Sciré points out that in spite of the positive economic and social effects that access to credit can have, it can have undesirable consequences in the lives of the recently poor.

“Overnight, so to speak, these people have to deal with financial mechanisms that are very complicated even for people accustomed to them. People get confused. Installment payments may be small but the total cost is two or three times what a person makes.

“They get in debt, their lives are overshadowed by payment deadlines. There are grave consequences. They live in a time horizon that stretches only to the next monthly payment.”

Fabio Giambiagi, an economist, says growth based on domestic consumption has run into a wall. Domestic growth has slowed and the loss of rhythm is due in part to indebtedness by Brazilian families.

“The big difference in indebtedness in Brazil and elsewhere is the enormous hurdle that home ownership represents. My impression is that further indebtedness is not a good idea,” concluded Giambiagi.

Indebtedness

The purchasing power of the lower social classes, known as “classes C and D,” also known as the new Brazilian middle class, has not jumped in spite of lower interest rates.

Economists says that the slowdown shows that the expansion of consumption that was to be spearheaded by the new middle class, although not exhausted, has run into a wall: family indebtedness.

This can be seen in Central Bank data on loans and financing operations by the financial system. In March they grew 1.7%. And in April, only 1.2%.

Fabio Gallo, professor at the Getúlio Vargas Foundation and an expert in credit, says that apparently we have reached the end of a cycle that began in 2009 when the government unveiled a stimulus package in the midst of the international financial crisis.

At this moment, says Gallo, the lower interest rates (including the benchmark Selic) and easier access to credit will have limited effects.

“Payment delinquency rates are at a record level (officially at 5.9% in March and April). At the same time, around 25% of the population is deeply in debt. Most of the indebtedness is exactly in the ‘Classe C.’

These are people who fudged the math when they bought a car without a down payment that was to paid off in 60 easy monthly installments,” says Gallo, adding that it is not just late payments that are the problem. “Even families who are up to date with payments have no way to take on further debt at this time.”

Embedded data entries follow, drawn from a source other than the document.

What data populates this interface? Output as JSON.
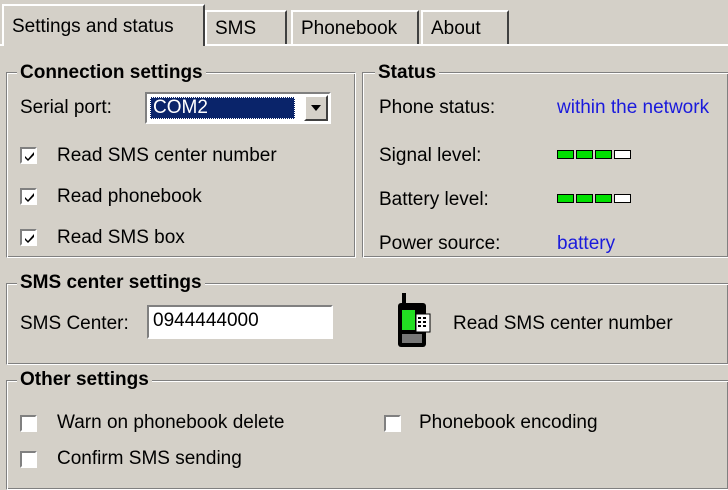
{
  "tabs": [
    {
      "label": "Settings and status",
      "active": true
    },
    {
      "label": "SMS",
      "active": false
    },
    {
      "label": "Phonebook",
      "active": false
    },
    {
      "label": "About",
      "active": false
    }
  ],
  "connection": {
    "title": "Connection settings",
    "serial_port_label": "Serial port:",
    "serial_port_value": "COM2",
    "checkboxes": [
      {
        "label": "Read SMS center number",
        "checked": true
      },
      {
        "label": "Read phonebook",
        "checked": true
      },
      {
        "label": "Read SMS box",
        "checked": true
      }
    ]
  },
  "status": {
    "title": "Status",
    "phone_status_label": "Phone status:",
    "phone_status_value": "within the network",
    "signal_label": "Signal level:",
    "signal_level": 3,
    "battery_label": "Battery level:",
    "battery_level": 3,
    "power_label": "Power source:",
    "power_value": "battery",
    "level_max": 4,
    "colors": {
      "value_text": "#1a1adc",
      "bar_on": "#00e000"
    }
  },
  "sms_center": {
    "title": "SMS center settings",
    "label": "SMS Center:",
    "value": "0944444000",
    "read_button_label": "Read SMS center number",
    "icon": "mobile-phone-icon"
  },
  "other": {
    "title": "Other settings",
    "warn_delete": {
      "label": "Warn on phonebook delete",
      "checked": false
    },
    "phonebook_encoding": {
      "label": "Phonebook encoding",
      "checked": false
    },
    "confirm_sms": {
      "label": "Confirm SMS sending",
      "checked": false
    }
  }
}
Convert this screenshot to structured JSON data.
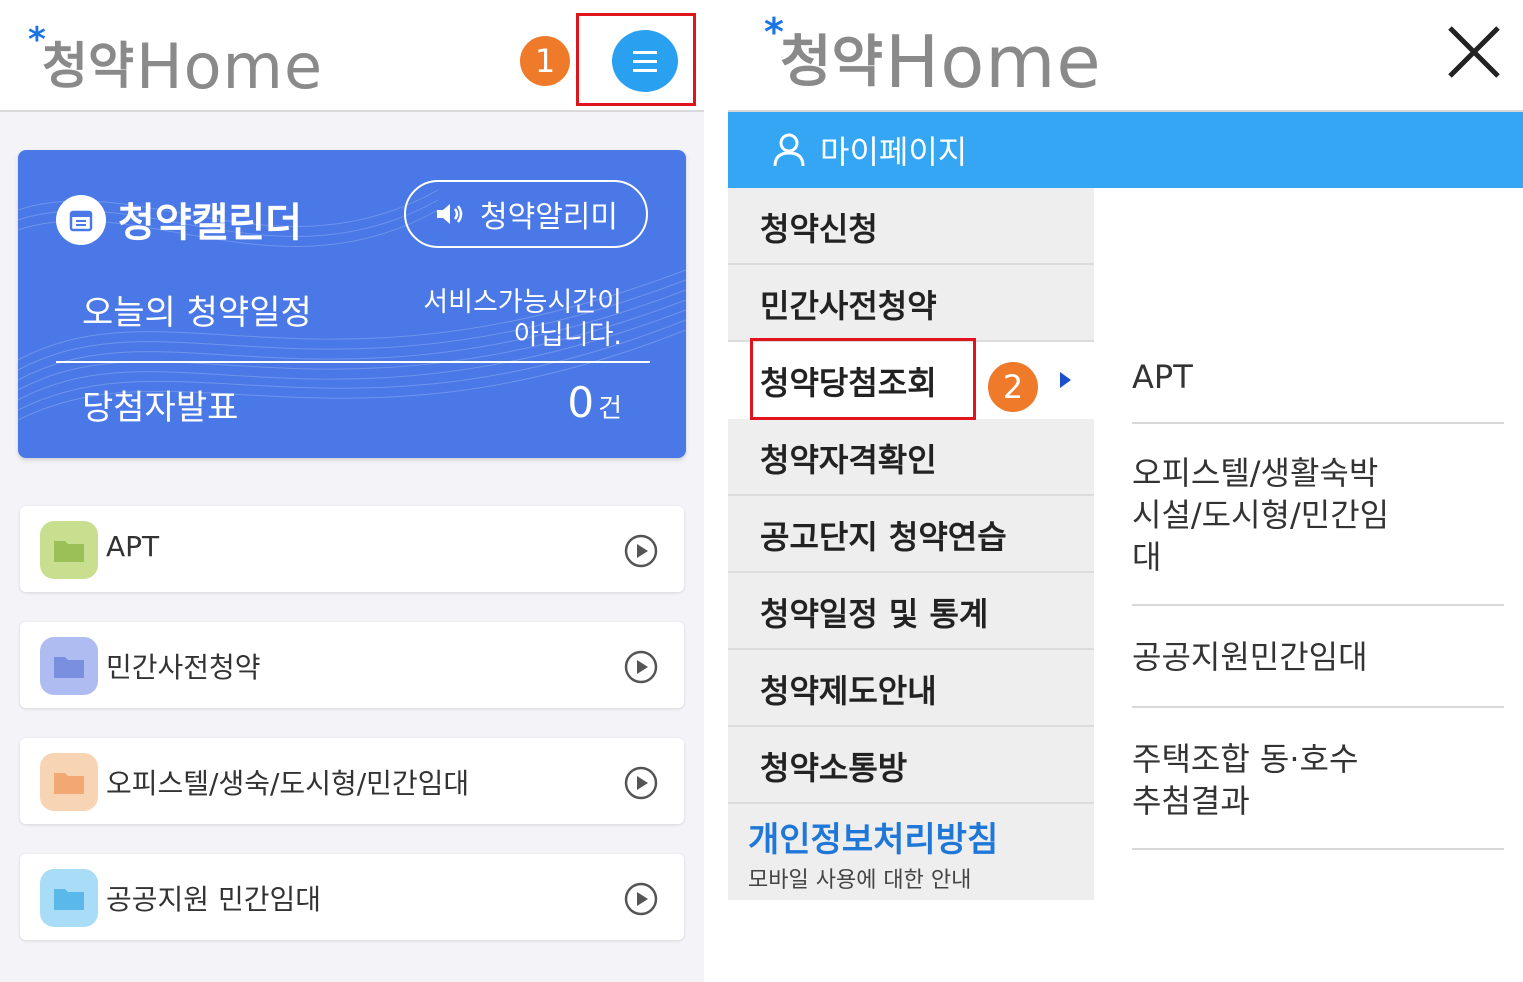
{
  "left": {
    "logo": {
      "star": "*",
      "korean": "청약",
      "home": "Home"
    },
    "badge_1": "1",
    "menu_icon": "hamburger-icon",
    "calendar": {
      "icon": "calendar-icon",
      "title": "청약캘린더",
      "alarm_button": "청약알리미",
      "alarm_icon": "speaker-icon",
      "today_label": "오늘의 청약일정",
      "today_status_line1": "서비스가능시간이",
      "today_status_line2": "아닙니다.",
      "winner_label": "당첨자발표",
      "winner_count": "0",
      "winner_unit": "건"
    },
    "list": [
      {
        "label": "APT",
        "color": "#c7df8f",
        "icon_color": "#9cc058"
      },
      {
        "label": "민간사전청약",
        "color": "#aebcf2",
        "icon_color": "#7b8fe0"
      },
      {
        "label": "오피스텔/생숙/도시형/민간임대",
        "color": "#f7d4b4",
        "icon_color": "#f1a873"
      },
      {
        "label": "공공지원 민간임대",
        "color": "#a9dcf7",
        "icon_color": "#5bb8ea"
      }
    ]
  },
  "right": {
    "logo": {
      "star": "*",
      "korean": "청약",
      "home": "Home"
    },
    "close_icon": "close-icon",
    "mypage": "마이페이지",
    "badge_2": "2",
    "side_menu": [
      {
        "label": "청약신청"
      },
      {
        "label": "민간사전청약"
      },
      {
        "label": "청약당첨조회"
      },
      {
        "label": "청약자격확인"
      },
      {
        "label": "공고단지 청약연습"
      },
      {
        "label": "청약일정 및 통계"
      },
      {
        "label": "청약제도안내"
      },
      {
        "label": "청약소통방"
      }
    ],
    "privacy": {
      "title": "개인정보처리방침",
      "sub": "모바일 사용에 대한 안내"
    },
    "sub_menu": [
      {
        "line1": "APT"
      },
      {
        "line1": "오피스텔/생활숙박",
        "line2": "시설/도시형/민간임",
        "line3": "대"
      },
      {
        "line1": "공공지원민간임대"
      },
      {
        "line1": "주택조합 동·호수",
        "line2": "추첨결과"
      }
    ]
  },
  "colors": {
    "accent_blue": "#34a6f4",
    "card_blue": "#4a78e6",
    "badge_orange": "#ee7a2a",
    "highlight_red": "#e0141b"
  }
}
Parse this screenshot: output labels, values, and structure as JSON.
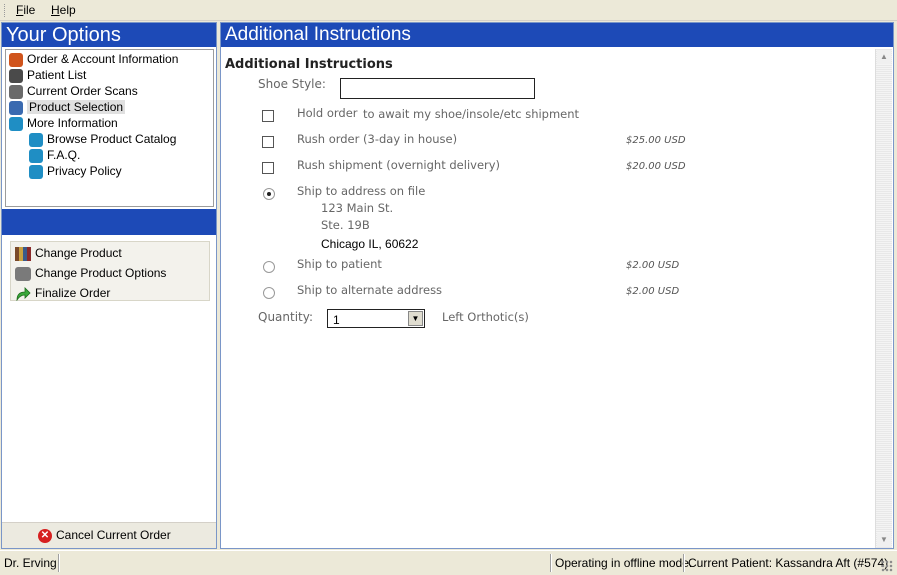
{
  "menu": {
    "file": "File",
    "help": "Help"
  },
  "left_panel": {
    "title": "Your Options",
    "tree": [
      {
        "label": "Order & Account Information",
        "icon": "order-icon",
        "color": "#d0541c"
      },
      {
        "label": "Patient List",
        "icon": "patient-icon",
        "color": "#4a4a4a"
      },
      {
        "label": "Current Order Scans",
        "icon": "scan-icon",
        "color": "#6a6a6a"
      },
      {
        "label": "Product Selection",
        "icon": "product-icon",
        "color": "#3a6ab0",
        "selected": true
      },
      {
        "label": "More Information",
        "icon": "info-book-icon",
        "color": "#1f8ec4"
      },
      {
        "label": "Browse Product Catalog",
        "icon": "book-icon",
        "color": "#1f8ec4"
      },
      {
        "label": "F.A.Q.",
        "icon": "book-icon",
        "color": "#1f8ec4"
      },
      {
        "label": "Privacy Policy",
        "icon": "book-icon",
        "color": "#1f8ec4"
      }
    ],
    "actions": [
      {
        "label": "Change Product",
        "icon": "books-icon"
      },
      {
        "label": "Change Product Options",
        "icon": "options-icon"
      },
      {
        "label": "Finalize Order",
        "icon": "green-arrow-icon"
      }
    ],
    "cancel_label": "Cancel Current Order"
  },
  "right_panel": {
    "title": "Additional Instructions",
    "section_title": "Additional Instructions",
    "shoe_style_label": "Shoe Style:",
    "shoe_style_value": "",
    "options": {
      "hold": "Hold order",
      "hold_suffix": "to await my shoe/insole/etc shipment",
      "rush_order": "Rush order (3-day in house)",
      "rush_order_price": "$25.00 USD",
      "rush_ship": "Rush shipment (overnight delivery)",
      "rush_ship_price": "$20.00 USD",
      "ship_file": "Ship to address on file",
      "address_line1": "123 Main St.",
      "address_line2": "Ste. 19B",
      "address_line3": "Chicago IL, 60622",
      "ship_patient": "Ship to patient",
      "ship_patient_price": "$2.00 USD",
      "ship_alt": "Ship to alternate address",
      "ship_alt_price": "$2.00 USD"
    },
    "quantity_label": "Quantity:",
    "quantity_value": "1",
    "quantity_suffix": "Left Orthotic(s)"
  },
  "status": {
    "doctor": "Dr. Erving",
    "mode": "Operating in offline mode.",
    "patient": "Current Patient: Kassandra Aft (#574)"
  },
  "colors": {
    "header_blue": "#1d4ab7",
    "chrome": "#ece9d8"
  }
}
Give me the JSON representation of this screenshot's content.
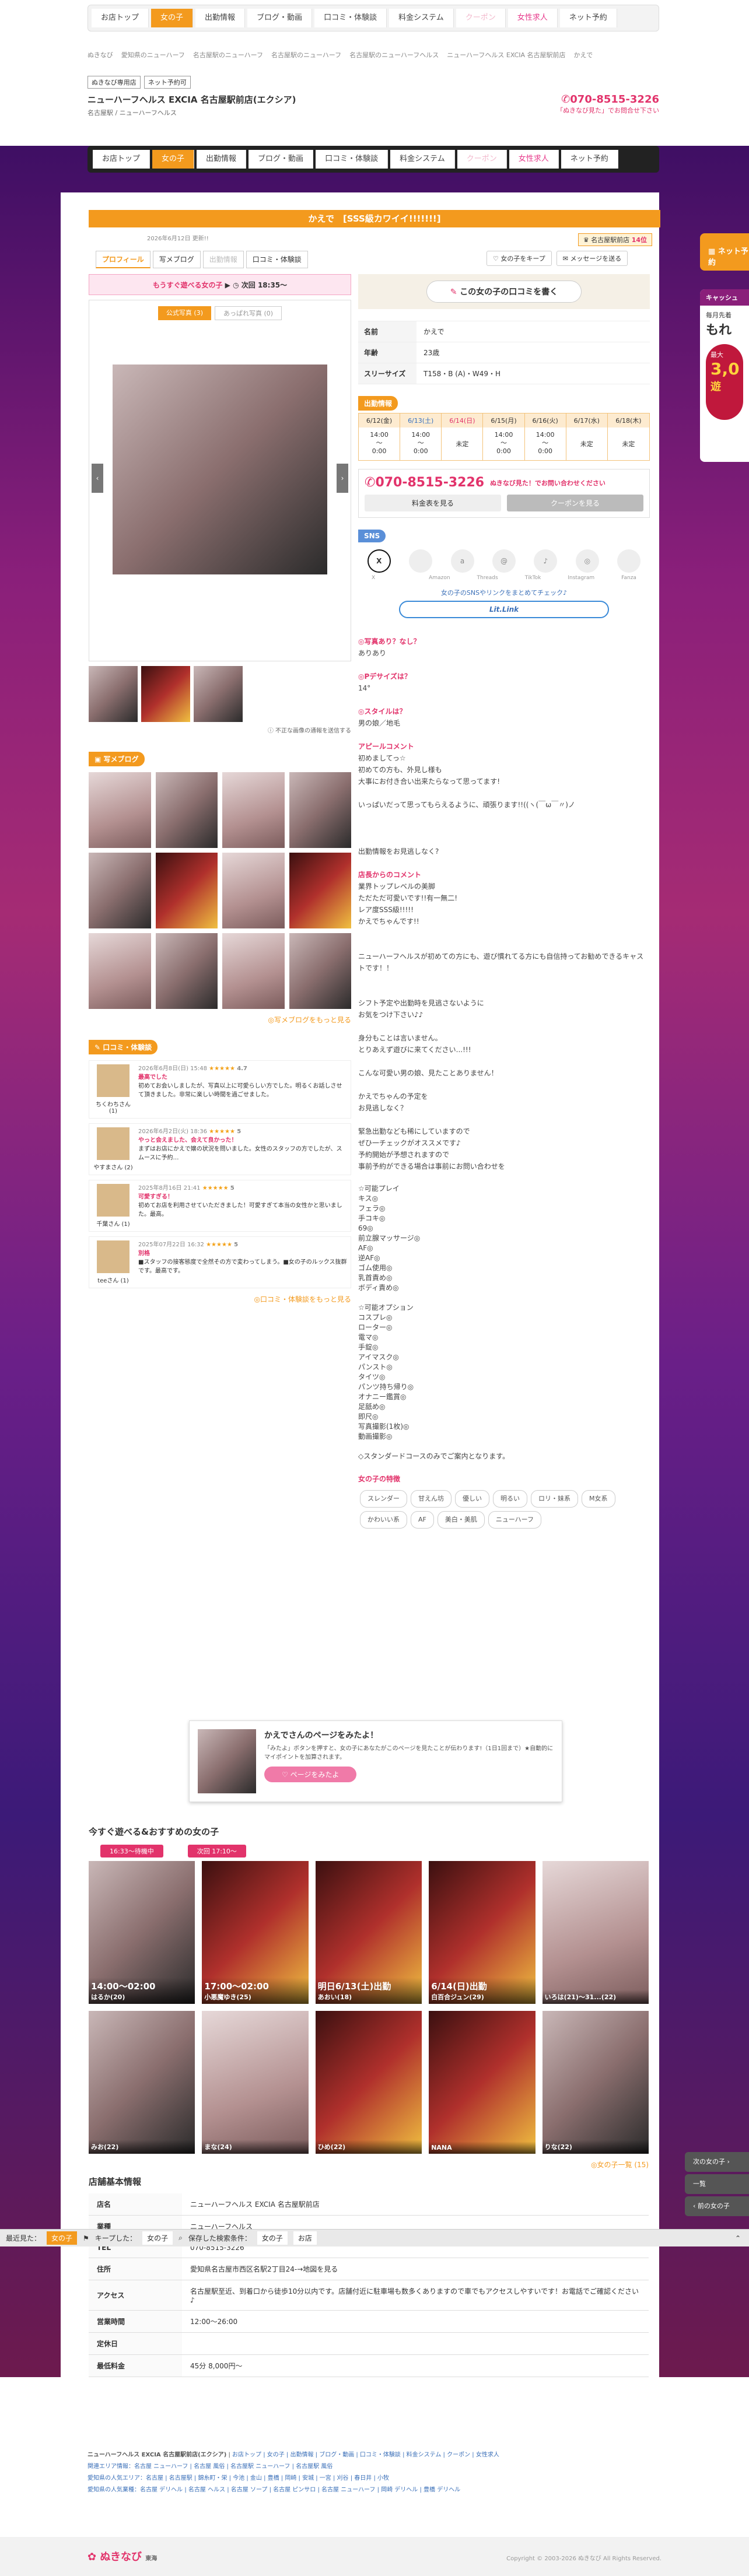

Gallo goes on to say that this credit bottleneck does not mean that the growth in the new middle class through a consumption model is outdated. “These measures may have the desired effect on the economy, but it will take time. Income must continue to rise and families have to pay off the debts they have acquired,” he concludes.

Newton Marques, a specialist in personal finances at the University of Brasília, also refutes the idea that the model is no longer valid. Economic growth based on Class C and D consumption continues to be possible, he says. “This is a moment of transition. It is a time for families to reorganize before credit moves through a new cycle of growth,” says Marques.

As for lower interest rates, Marques says that at the end of the day people will just get further into debt. “At the moment consumers can extend their debt at lower interest rates, debt capacity increases,” says Marques. And that is when families in the new middle class must be more careful with their finances, the economist concludes.